Labour’s contempt for parents becomes clearer by the day. Listen to its MPs and you get the impression that mums and dads are either so incompetent they cannot get their kids to brush their teeth or so evil that only the law stands in the way of children being routinely beaten. This depressing diagnosis leads invariably to the same course of treatment: more state intervention into family life, which has the terrible side effect of undermining the authority of parents.
Last week, the Labour government launched its flagship campaign to improve the dental hygiene of the nation’s children. Despite the near-impossibility of finding an NHS dentist in many parts of the UK, this campaign did not involve stumping up for more dentists. Instead, hundreds of thousands of children will be given supervised toothbrushing lessons at nursery or school.
In what could easily be confused with an advertisement for toothpaste manufacturer Colgate, which sponsors the government’s campaign, UK health secretary Wes Streeting promised to ‘get England smiling again’. Thanks, Wes! But let’s not forget that getting children smiling was, until two minutes ago, the responsibility of parents, not government ministers.
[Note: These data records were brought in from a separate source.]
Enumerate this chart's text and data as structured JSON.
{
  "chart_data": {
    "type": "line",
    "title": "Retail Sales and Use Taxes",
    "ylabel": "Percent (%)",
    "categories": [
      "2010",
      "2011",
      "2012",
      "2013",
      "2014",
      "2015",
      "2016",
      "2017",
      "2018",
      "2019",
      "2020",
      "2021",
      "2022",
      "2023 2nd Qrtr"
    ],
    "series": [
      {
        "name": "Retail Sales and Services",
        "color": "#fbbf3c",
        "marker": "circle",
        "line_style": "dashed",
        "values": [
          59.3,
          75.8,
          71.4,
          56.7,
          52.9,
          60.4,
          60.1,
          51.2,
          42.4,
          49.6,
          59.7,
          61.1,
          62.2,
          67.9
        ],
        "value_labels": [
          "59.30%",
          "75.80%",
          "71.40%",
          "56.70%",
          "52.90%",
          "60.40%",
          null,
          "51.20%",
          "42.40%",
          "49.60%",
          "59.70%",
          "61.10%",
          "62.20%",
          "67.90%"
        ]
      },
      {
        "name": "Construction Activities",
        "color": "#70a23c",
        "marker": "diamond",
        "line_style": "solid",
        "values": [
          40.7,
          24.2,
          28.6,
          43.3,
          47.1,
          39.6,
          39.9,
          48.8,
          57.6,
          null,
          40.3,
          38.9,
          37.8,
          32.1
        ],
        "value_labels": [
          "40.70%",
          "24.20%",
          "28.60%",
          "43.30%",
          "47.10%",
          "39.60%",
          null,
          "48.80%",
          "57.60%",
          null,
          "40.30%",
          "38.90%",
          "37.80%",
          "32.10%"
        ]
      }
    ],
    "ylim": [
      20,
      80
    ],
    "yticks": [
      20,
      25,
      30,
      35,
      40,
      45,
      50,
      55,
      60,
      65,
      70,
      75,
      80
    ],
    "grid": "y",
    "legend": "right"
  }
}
The initial focus of the toothbrushing drive is on ‘deprived areas’ where, apparently, ‘a third of five-year-olds… have experience of tooth decay’. Much has been made of the fact that tooth decay is now the ‘leading reason’ children are admitted to hospital. Given the difficulty in seeing a dentist, this is perhaps unsurprising. And in light of far more serious reasons why children might need to go to hospital, the fact that such a comparatively trivial matter as tooth decay tops the chart is actually good news. Something has to be the ‘leading reason’, after all. More importantly, as Christopher Snowdon has pointed out on spiked, rates of tooth decay in Britain’s children have not only fallen dramatically since the 1970s, but they are actually continuing to fall, too.
So what problem is the government actually trying to solve with its Colgate partnership? The focus on ‘deprived areas’ is revealing. Let’s be blunt: it’s working-class parents who government ministers perceive to be deficient. The way they see it, the state has to step in and teach children how to brush their teeth because parents are supposedly not up to the job. This is a slap in the face to the millions of parents in ‘deprived areas’ who do manage to get their children to clean their teeth each day.
Worse than just insulting, schemes like this only ever exacerbate the problems they try to solve. As I recently explored in a research paper for Civitas, teachers have been tasked with an increasing number of responsibilities that used to fall to parents. From supervising children brushing their teeth to checking the contents of packed lunchboxes, from monitoring how children get to and from school to safeguarding children’s mental health, every new responsibility given to teachers means less time for education. More seriously, the message this sends to parents is that they cannot be trusted to care for their own children and that child-rearing should be left to the professionals. Infantilised parents are reduced to following other people’s rules. Often this means that they struggle to enforce their own authority in the home.
Worse still, some Labour MPs clearly assume that parents aren’t just incompetent but also wicked. With the Children’s Wellbeing and Schools Bill currently making its way through parliament, Labour MP Jess Asato has spied an opportunity to further her own pet cause. She has tabled an amendment, signed by 26 other Labour MPs, that would end the legal defence of ‘reasonable chastisement’ and effectively criminalise parents who use physical punishments such as smacking. Similar laws are already in effect in Scotland and Wales, which outlaw smacking even within the home.
A smacking ban has long been pushed by campaigners and commentators who assume parents are too stupid to know the difference between smacking and beating. But there is no evidence to suggest this is the case. Despite what many campaigners say, appalling examples of child abuse and even murder, such as the killing of Sara Sharif, would not have been prevented by new anti-smacking laws.
Smacking might not be the parenting experts’ first choice for disciplining children. ‘Gentle’ parents steer clear of the old-fashioned word discipline altogether these days. But for a great many mothers and fathers, bringing a wayward child in line with a smack is a quick and effective way of regaining control of a potentially dangerous situation (or indeed an annoying situation).
Posh parents with all the time in the world to spare can appear saintly by issuing sermons and sending children to the naughty step as a punishment. For stressed-out mums and dads trying to get a toddler fed and dressed, while also looking after a baby or before getting to work on time, smacking is a last resort. New laws won’t change this fact, they will just make parents feel guilty and ashamed. This will, yet again, undermine mums and dads in the eyes of their own children.
Labour’s attacks on parents have not come out of the blue. They come at a time when everyone, from the Princess of Wales to Instagram influencers, from neuroscientists to celebrities, insists on telling parents how they should raise their children.
Mothers and fathers deserve a break. The most helpful thing the government could do is to leave parents alone.
Joanna Williams is a spiked columnist and author of How Woke Won. She is a visiting fellow at Mathias Corvinus Collegium in Hungary.